I see it all the time. Someone comes in - usually too young to understand the concept of research (so, mid-twenties), or too old to change their ways (I leave that to your interpretation), demands a totally inappropriate combination of fish for their tank size, and leaves in a huff when one person or another tells them it's a bad idea. Granted, there's no gentle way to say it, but inappropriate stocking is the most common form of animal abuse, whether we're dealing with fish or people who think that lizards can go into community setups.

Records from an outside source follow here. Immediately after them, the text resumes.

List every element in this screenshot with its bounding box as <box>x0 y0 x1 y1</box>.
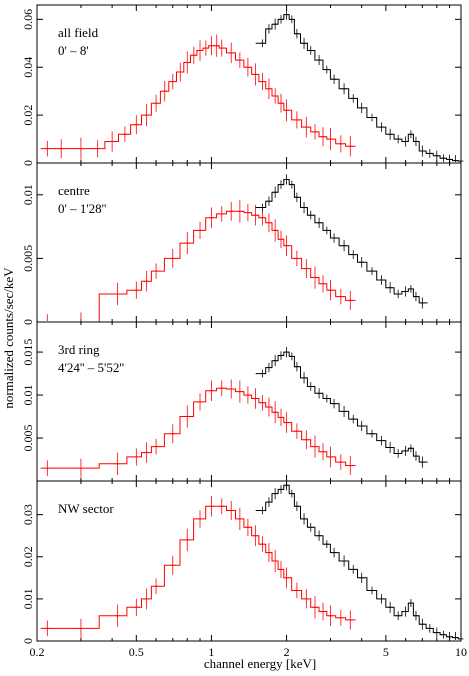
x-tick-label: 10 <box>455 645 467 659</box>
model-line-black <box>255 14 461 162</box>
y-tick-label: 0.06 <box>21 9 35 30</box>
panel-label: 4'24'' – 5'52'' <box>58 360 124 375</box>
y-tick-label: 0.03 <box>21 504 35 525</box>
x-tick-label: 2 <box>284 645 290 659</box>
panel-frame <box>36 321 462 482</box>
panel-4: 0 0.01 0.02 0.03 NW sector <box>21 480 464 644</box>
panel-label: 0' – 8' <box>58 43 89 58</box>
y-tick-label: 0 <box>21 160 35 166</box>
y-tick-label: 0.01 <box>21 184 35 205</box>
y-tick-label: 0.01 <box>21 385 35 406</box>
panel-3: 0.005 0.01 0.015 3rd ring 4'24'' – 5'52'' <box>21 321 462 482</box>
y-tick-label: 0.04 <box>21 57 35 78</box>
model-line-black <box>255 179 428 304</box>
panel-label: 0' – 1'28'' <box>58 201 106 216</box>
panel-1: 0 0.02 0.04 0.06 all field 0' – 8' <box>21 4 464 166</box>
y-tick-label: 0 <box>21 319 35 325</box>
panel-frame <box>36 162 462 323</box>
y-tick-label: 0.005 <box>21 245 35 272</box>
panel-label: centre <box>58 183 90 198</box>
x-tick-label: 0.5 <box>129 645 144 659</box>
y-tick-label: 0.015 <box>21 339 35 366</box>
y-tick-label: 0 <box>21 638 35 644</box>
panel-frame <box>36 480 462 642</box>
model-line-red <box>40 45 356 150</box>
model-line-red <box>40 210 356 323</box>
panel-label: all field <box>58 25 99 40</box>
panel-2: 0 0.005 0.01 centre 0' – 1'28'' <box>21 162 462 325</box>
model-line-red <box>40 505 356 629</box>
panel-label: 3rd ring <box>58 342 100 357</box>
panel-label: NW sector <box>58 501 114 516</box>
x-tick-label: 5 <box>383 645 389 659</box>
model-line-black <box>255 351 428 463</box>
y-tick-label: 0.02 <box>21 546 35 567</box>
model-line-red <box>40 387 356 469</box>
y-tick-label: 0.01 <box>21 588 35 609</box>
x-tick-label: 1 <box>208 645 214 659</box>
y-axis-label: normalized counts/sec/keV <box>1 267 16 409</box>
panels: 0 0.02 0.04 0.06 all field 0' – 8' 0 0.005 0.01 c… <box>21 4 467 659</box>
x-tick-label: 0.2 <box>30 645 45 659</box>
y-tick-label: 0.005 <box>21 425 35 452</box>
model-line-black <box>255 484 461 640</box>
x-axis-label: channel energy [keV] <box>204 656 316 671</box>
y-tick-label: 0.02 <box>21 105 35 126</box>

However, every now and then, one has a lucid moment and can think before they speak. Instead of saying "No, putting a goldfish in a tank that small is a horrible idea" and then launching into the long-winded explanation of how stunting kills fish, we can occasionally remember to say instead "Here, let me show you a better arrangement" without even pausing to explain why the original is bad (until we're asked, of course). By then, whoever is on the receiving end of our activism has already bought into the idea of our better suggestions and is listening to our advice less in the frame of us being a 'retail wage slave/under-trained sales guy' and more in the frame of "passionate veteran fishkeeper" - which in at least the case of our location, not a single person is less than a six-year veteran of the hobby (I, actually, have the least experience).

This is actually true of any ideology. It's a skill many humanists, and other ideological salespeople (feminists being the flavour of the month, but also evangelists and scientists, to name a few) frankly lack. I myself have only the vaguest understanding of it existing on an academic level and certainly don't find it reflexive, so I can at least understand why it's underused as a tactic. I guess you could call it a bait and switch. In sales, we called it up-selling. At Teavana, I frequently used it to down-sell from something expensive but ineffectual to something that would actually work for the complaints given - a trick that provided a few very lucrative relationships.

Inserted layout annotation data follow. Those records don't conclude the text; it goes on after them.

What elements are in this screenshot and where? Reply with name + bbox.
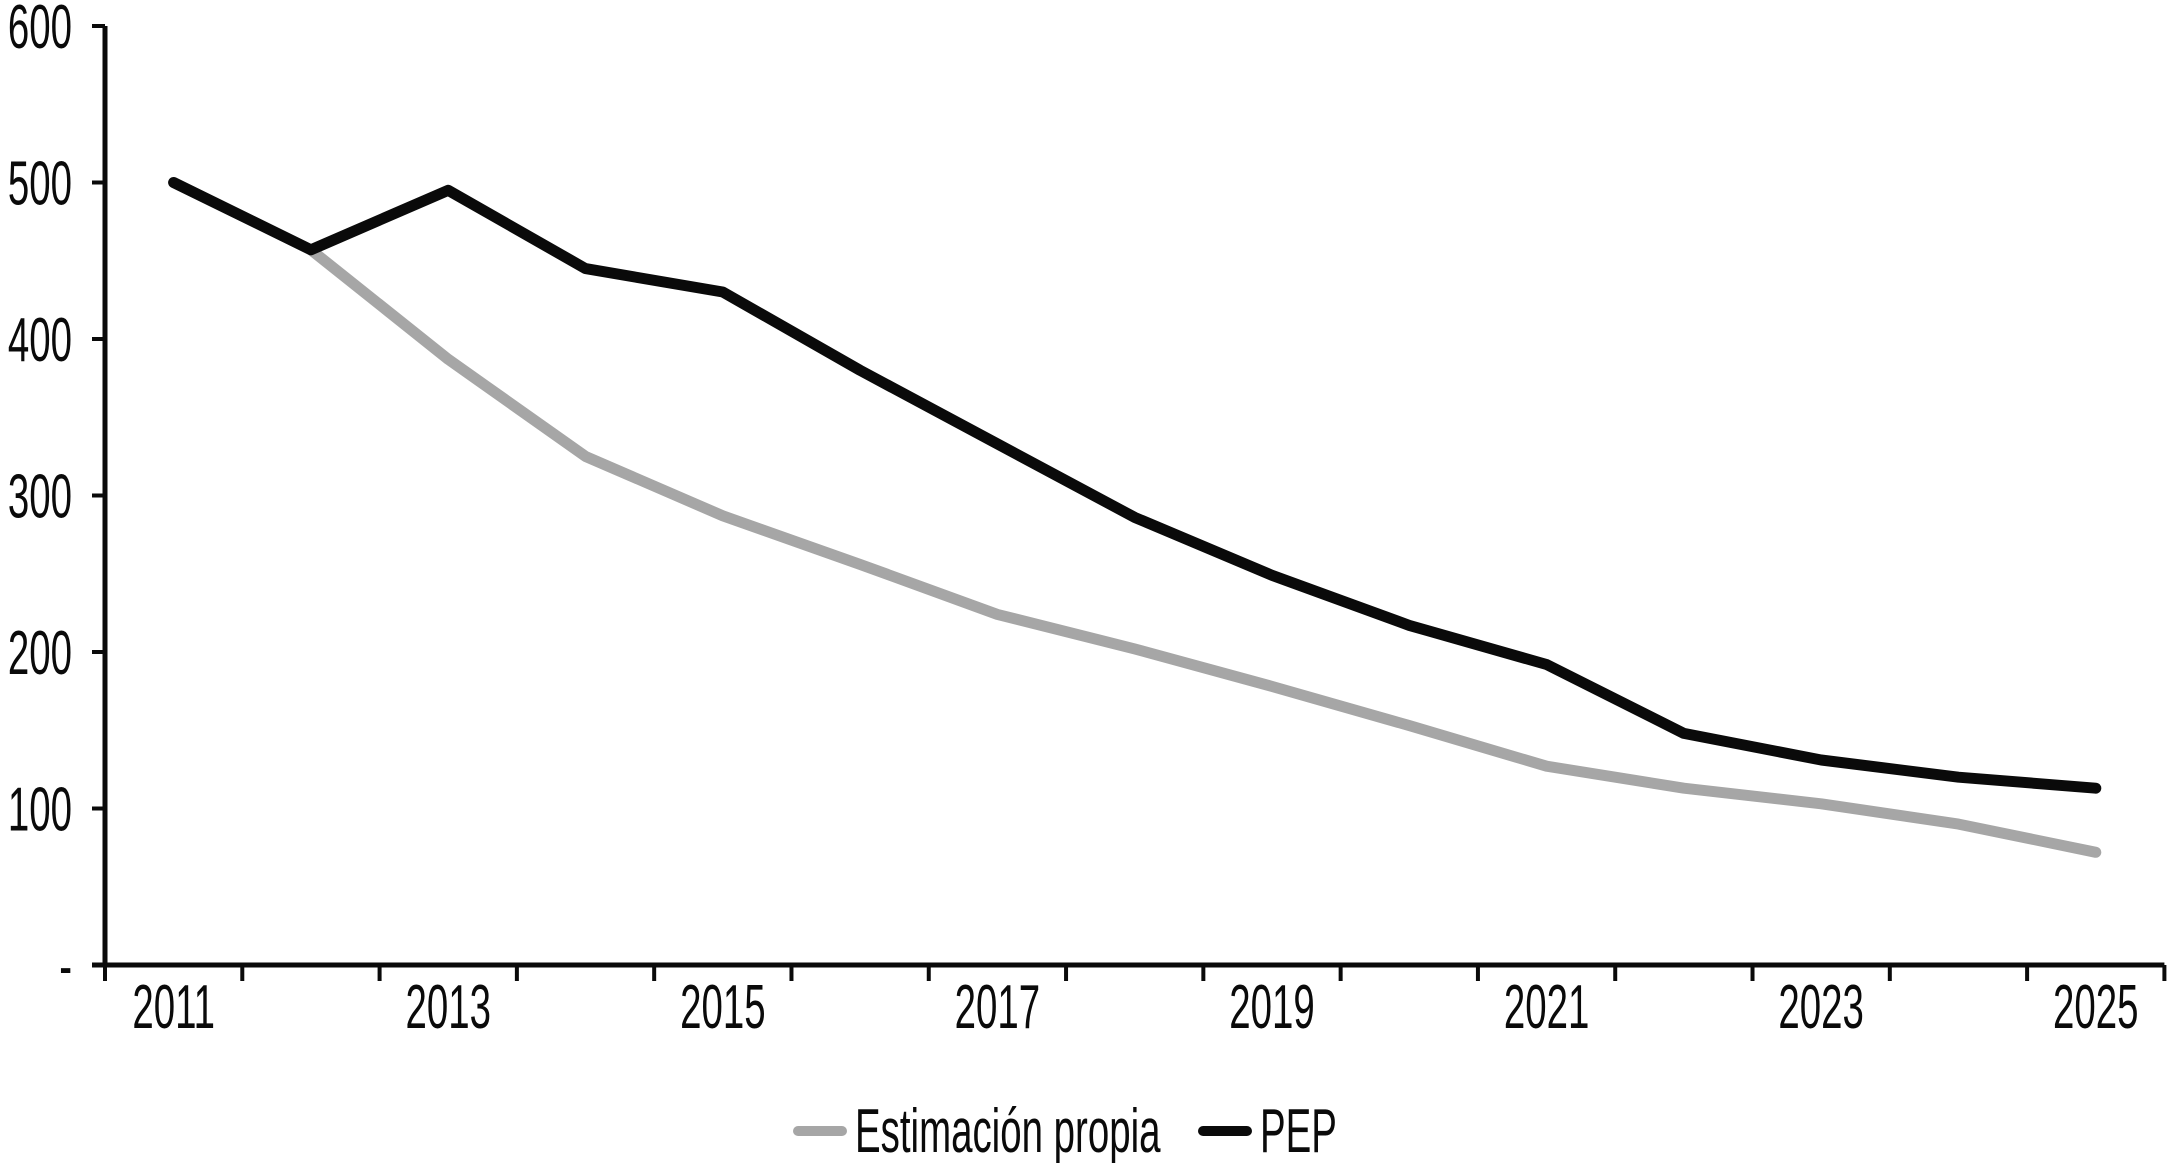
y-tick-label: 400 — [8, 305, 72, 375]
x-tick-label: 2011 — [132, 972, 215, 1042]
x-tick-label: 2015 — [680, 972, 766, 1042]
x-tick-label: 2025 — [2053, 972, 2139, 1042]
legend-label: Estimación propia — [855, 1096, 1161, 1163]
legend-item: Estimación propia — [793, 1096, 1161, 1165]
y-tick-label: 200 — [8, 618, 72, 688]
y-axis-labels: 600 500 400 300 200 100 - — [8, 0, 72, 1000]
y-tick-label: 300 — [8, 461, 72, 531]
legend-label: PEP — [1260, 1096, 1337, 1163]
y-tick-label: - — [59, 931, 72, 1001]
y-tick-label: 100 — [8, 774, 72, 844]
legend: Estimación propia PEP — [793, 1096, 1337, 1165]
estimacion-propia-line — [305, 244, 2102, 858]
x-tick-label: 2023 — [1778, 972, 1864, 1042]
axes — [92, 24, 2167, 981]
x-tick-label: 2021 — [1504, 972, 1590, 1042]
x-tick-label: 2017 — [955, 972, 1041, 1042]
pep-line — [168, 177, 2102, 794]
y-tick-label: 500 — [8, 148, 72, 218]
x-tick-label: 2013 — [405, 972, 491, 1042]
x-tick-label: 2019 — [1229, 972, 1315, 1042]
series-lines — [168, 177, 2102, 858]
y-tick-label: 600 — [8, 0, 72, 61]
legend-item: PEP — [1198, 1096, 1337, 1165]
x-axis-labels: 2011 2013 2015 2017 2019 2021 2023 2025 — [132, 972, 2138, 1042]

It seems to me the most common path an ideologue takes looks something like this:
<Insert argument here> is the most preferable ideal. You disagree? You must be <insert denigrating adjective here>. 

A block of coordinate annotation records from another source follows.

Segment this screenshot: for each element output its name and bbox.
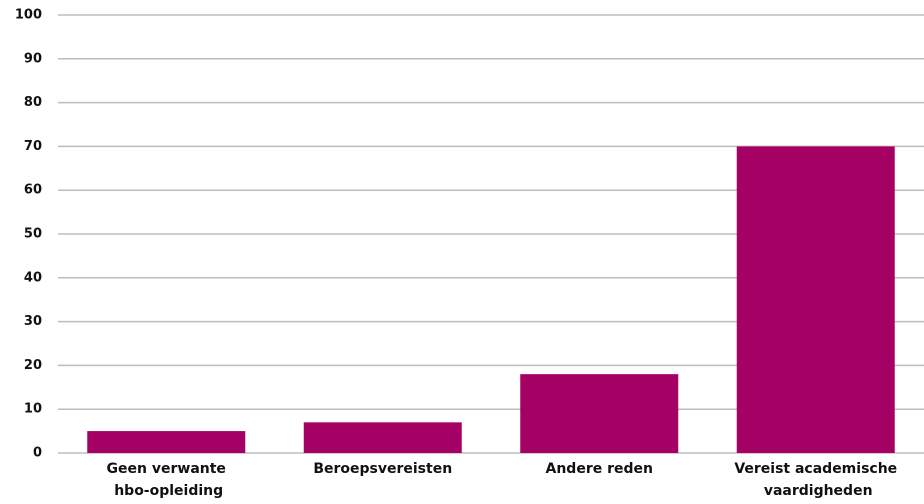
y-tick-label: 40 (24, 270, 42, 285)
y-tick-label: 80 (24, 95, 42, 110)
y-tick-label: 100 (15, 8, 42, 23)
y-tick-label: 60 (24, 183, 42, 198)
y-tick-label: 30 (24, 314, 42, 329)
bar (520, 374, 679, 453)
bar (736, 146, 895, 453)
y-tick-label: 70 (24, 139, 42, 154)
y-tick-label: 50 (24, 227, 42, 242)
x-tick-label: Geen verwante hbo-opleiding (107, 461, 226, 499)
bar (87, 431, 246, 453)
x-tick-label: Beroepsvereisten (313, 461, 452, 477)
y-tick-label: 90 (24, 51, 42, 66)
y-tick-label: 0 (33, 446, 42, 461)
y-tick-label: 20 (24, 358, 42, 373)
x-tick-label: Andere reden (546, 461, 653, 477)
bar (303, 422, 462, 453)
y-tick-label: 10 (24, 402, 42, 417)
x-tick-label: Vereist academische vaardigheden (734, 461, 897, 499)
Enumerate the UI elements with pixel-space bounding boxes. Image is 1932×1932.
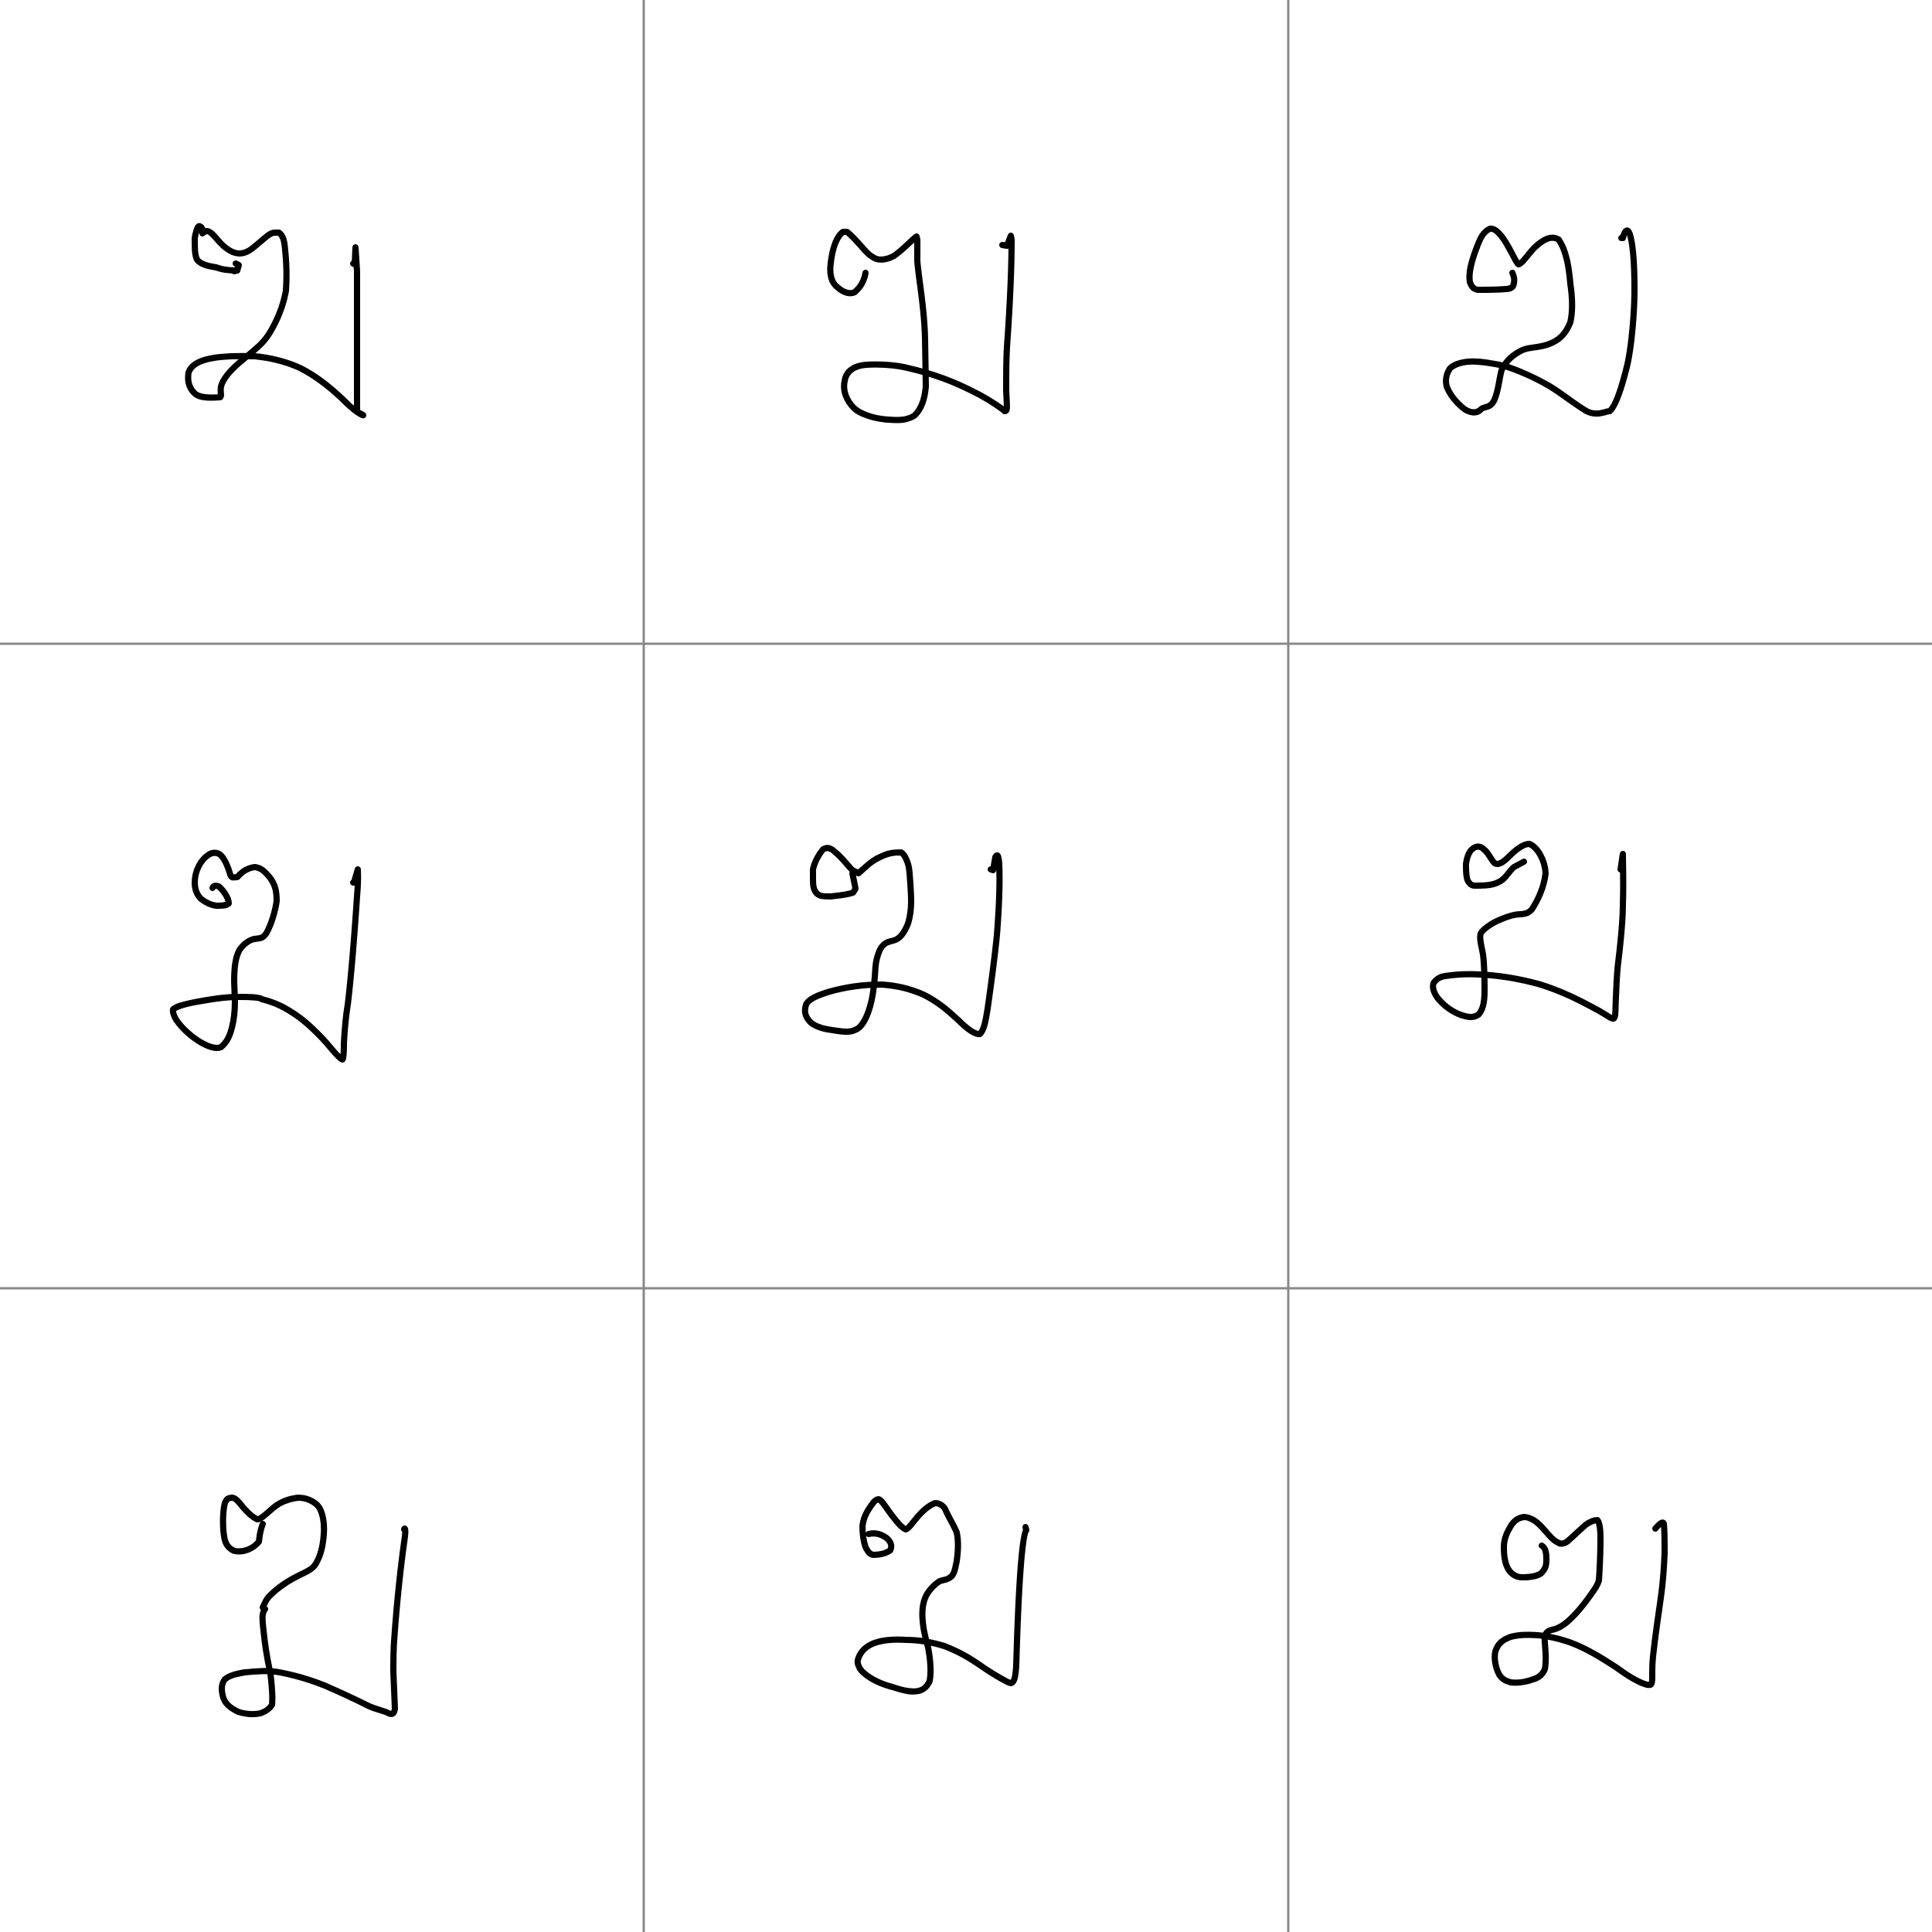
glyph-sample-r3c3 xyxy=(1492,1514,1668,1689)
glyph-sample-r2c2 xyxy=(801,845,1003,1038)
glyph-sample-r1c2 xyxy=(827,229,1015,423)
glyph-sample-r1c3 xyxy=(1443,225,1638,417)
glyph-sample-r3c2 xyxy=(854,1496,1029,1695)
glyph-sample-r2c1 xyxy=(169,849,362,1063)
glyph-sample-r3c1 xyxy=(218,1495,409,1718)
glyph-sample-r1c1 xyxy=(185,223,366,419)
glyph-sample-r2c3 xyxy=(1430,841,1627,1022)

Or, to elucidate it in familiar form:
Stocking a tank as is appropriate to the size of the system is the most preferable ideal. You disagree? You must be abusive to animals.
 Marriage equality if the state is allowed to marry individuals is the most preferable idea. You disagree? You must be hateful.
Women are constantly oppressed in our society. You disagree? You must be an ignorant pawn of the patriarchy. 
Faith in Christ is the most preferable ideal. You disagree? You must be proud in your sin.
Taking preventative action toward climate change is the most preferable ideal. You disagree? You must be wilfully ignorant. 
This fish, for example, should not exist.
See how it makes even agreeable statements look like absolute nonsense? And yet, it is the key debating tactic of even the popular internet personalities (Thunderf00t and the people he fights with being just one common example). Invective gets the people who already agree with you excited. It does nothing to change minds.

The next time you disagree with someone, no matter how breathtakingly stupid they are, con them into agreeing with you, rather than telling them flat-out that they're breathtakingly stupid. Who knows - you might actually get them to agree with you. For an example of this technique in live action in a non-sales context, consider the very well-written "My Journey Toward the Church" series by Cam over at A Woman's Place.